Harambee was not the only Philadelphia school to earn bragging rights at the national competition, which drew 72 finalists from among 49,000 MESA participants. A team from George Washington Carver High School of Engineering and Science, a North Philadelphia magnet school, won top honors for engineering dexterity, design efficiency, and academic-paper display, says Temple's Jamie Bracey, who oversees the MESA program.
"What was really cool is that last year Carver didn't even send a team," Bracey told me.
So what did the Harambee team accomplish? It built a prosthesis for $32.86 in materials - oak for the two-finger hand, string for ligaments, a Pringles can for the forearm - that outperformed much of the competition.
The students' hand wasn't designed to look pretty or natural.
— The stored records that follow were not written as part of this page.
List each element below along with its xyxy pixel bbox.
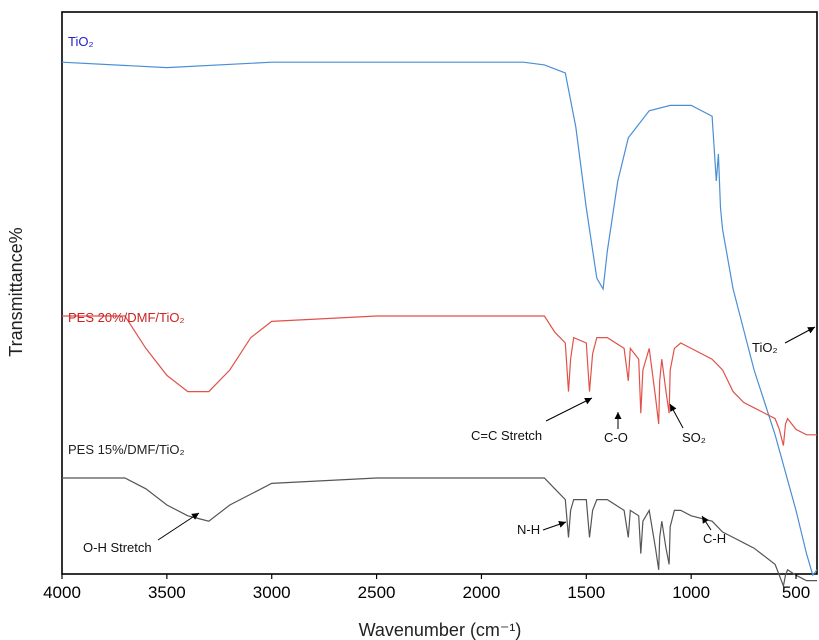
x-tick-label-4: 2500 (358, 583, 396, 602)
annotation-arrowhead-7 (702, 516, 709, 524)
x-tick-label-6: 1500 (567, 583, 605, 602)
annotation-label-3: C-O (604, 430, 628, 445)
y-axis-title: Transmittance% (6, 227, 26, 356)
x-tick-label-8: 500 (782, 583, 810, 602)
annotation-label-2: C=C Stretch (471, 428, 542, 443)
x-tick-label-2: 3500 (148, 583, 186, 602)
series-labels: TiO₂ PES 20%/DMF/TiO₂ PES 15%/DMF/TiO₂ (68, 34, 185, 457)
series-line-3 (62, 477, 817, 589)
annotation-arrowhead-3 (614, 412, 622, 419)
annotation-arrowhead-4 (670, 404, 677, 412)
annotation-label-7: C-H (703, 531, 726, 546)
annotation-arrow-2 (545, 397, 593, 422)
x-axis-title: Wavenumber (cm⁻¹) (359, 620, 522, 640)
series-layer (61, 61, 818, 589)
annotation-arrow-5 (157, 512, 200, 541)
annotation-label-5: O-H Stretch (83, 540, 152, 555)
series-label-3: PES 15%/DMF/TiO₂ (68, 442, 185, 457)
series-label-1: TiO₂ (68, 34, 94, 49)
plot-frame (61, 11, 818, 575)
x-tick-label-1: 4000 (43, 583, 81, 602)
annotation-arrowhead-1 (807, 327, 815, 334)
annotation-arrowhead-5 (191, 513, 199, 520)
series-line-2 (62, 315, 817, 446)
annotation-label-1: TiO₂ (752, 340, 778, 355)
series-label-2: PES 20%/DMF/TiO₂ (68, 310, 185, 325)
annotation-arrowhead-2 (584, 398, 592, 405)
series-line-1 (61, 61, 818, 577)
x-tick-label-7: 1000 (672, 583, 710, 602)
annotation-label-4: SO₂ (682, 430, 706, 445)
annotation-arrowhead-6 (558, 520, 566, 528)
annotation-label-6: N-H (517, 522, 540, 537)
x-tick-label-5: 2000 (463, 583, 501, 602)
x-tick-label-3: 3000 (253, 583, 291, 602)
annotations-layer: TiO₂ C=C Stretch C-O SO₂ O-H Stretch N-H C-H (83, 326, 816, 555)
x-axis: 4000 3500 3000 2500 2000 1500 1000 500 (43, 574, 810, 602)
Their strategy, like much basic engineering, stressed function over form. And, like inventors everywhere, they began by investigating what had come before - both from similar contests and real prostheses costing thousands of dollars. No reason to reinvent the wheel.
Or, in this case, an arm that had to perform just two key tasks: picking up and relocating objects, such as a liter bottle of water, and accurately tossing different kinds of balls.
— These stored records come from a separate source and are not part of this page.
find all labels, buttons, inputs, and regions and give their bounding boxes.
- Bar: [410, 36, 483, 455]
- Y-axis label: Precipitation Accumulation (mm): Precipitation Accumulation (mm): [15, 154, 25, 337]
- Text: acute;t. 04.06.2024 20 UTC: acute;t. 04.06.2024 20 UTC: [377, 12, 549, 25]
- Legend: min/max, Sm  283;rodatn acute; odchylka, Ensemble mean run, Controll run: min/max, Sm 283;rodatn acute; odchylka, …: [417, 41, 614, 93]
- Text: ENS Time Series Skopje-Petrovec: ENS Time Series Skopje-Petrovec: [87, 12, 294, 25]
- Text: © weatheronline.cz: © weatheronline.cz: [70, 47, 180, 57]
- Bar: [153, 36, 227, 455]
"At first, we were worried about the aesthetics - we wanted it to look like a hand," says Robinson, 13. "But then, after a few days of brainstorming, we wanted it to actually work."
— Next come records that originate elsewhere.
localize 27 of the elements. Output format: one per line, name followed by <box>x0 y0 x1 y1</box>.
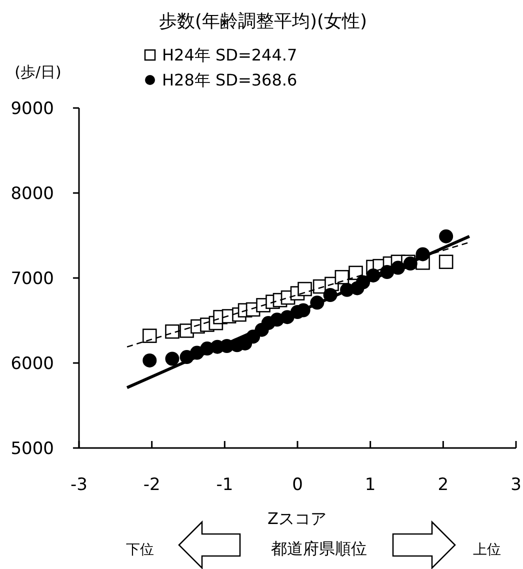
text: 都道府県順位 <box>271 539 367 558</box>
point <box>165 352 180 366</box>
y-tick-label: 5000 <box>10 438 54 459</box>
y-tick-label: 6000 <box>10 354 54 374</box>
legend-label: H28年 SD=368.6 <box>162 70 298 90</box>
y-axis-title: (歩/日) <box>14 63 62 81</box>
point <box>298 282 312 296</box>
point <box>142 328 157 343</box>
y-tick-label: 8000 <box>10 184 54 204</box>
x-tick-label: 0 <box>292 475 303 495</box>
point <box>438 254 454 269</box>
x-tick-label: 1 <box>364 475 376 495</box>
chart-title: 歩数(年齢調整平均)(女性) <box>158 11 368 32</box>
text: 下位 <box>126 542 154 558</box>
point <box>439 229 454 244</box>
point <box>142 353 157 368</box>
x-tick-label: 3 <box>510 475 522 495</box>
x-tick-label: -2 <box>143 475 160 495</box>
x-axis-title: Zスコア <box>268 509 326 528</box>
x-tick-label: -1 <box>216 475 234 495</box>
x-tick-label: 2 <box>438 475 449 495</box>
y-tick-label: 7000 <box>10 268 54 289</box>
point <box>165 324 180 339</box>
y-tick-label: 9000 <box>10 98 54 119</box>
x-tick-label: -3 <box>70 475 88 495</box>
text: 上位 <box>473 542 501 558</box>
legend-label: H24年 SD=244.7 <box>162 46 298 65</box>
They bought some components, such as hinges for knuckles and hair curlers for fingers, that didn't make the final cut. With its oak, two-finger hand, their prosthesis weighed in at 5.7 pounds, just under the 6-pound limit. But it did the trick.
Thompas says the Harambee team excelled at the object-relocation challenge. The students scored especially high - outperforming all but one middle or high school team - by focusing on moving the heaviest objects as quickly as possible. Curtis, 14, who shared the arm during the competition with Stephano Hines, says some teams had more trouble lifting heavy objects.
The MESA team also included Radya Hennie, who helped with the oral presentations at the national competition, and Aaliyah Ellerbee.
The Carver team that won awards in Portland included seniors Cevan Noell and Antonio Williams and freshmen George Baidoo and Jesus Davaloz.
The middle schoolers caught at least one break. The older students' prostheses had to perform an additional, more complex challenge: attaching hex nuts to bolts, a task designed to show fine-motor and rotational control.
To Thompas, the particulars of the competition were less important than MESA's overall goal: instilling the kind of love for science and engineering she gained as a physics major at Lincoln University.
But Thompas also saw broader themes in the challenge, including an opportunity to foster empathy. For that reason, she began by having all the students try to function briefly with their dominant hand disabled with tape.
"I wanted them to realize the problem that was being addressed, because that's what engineers do - we solve problems."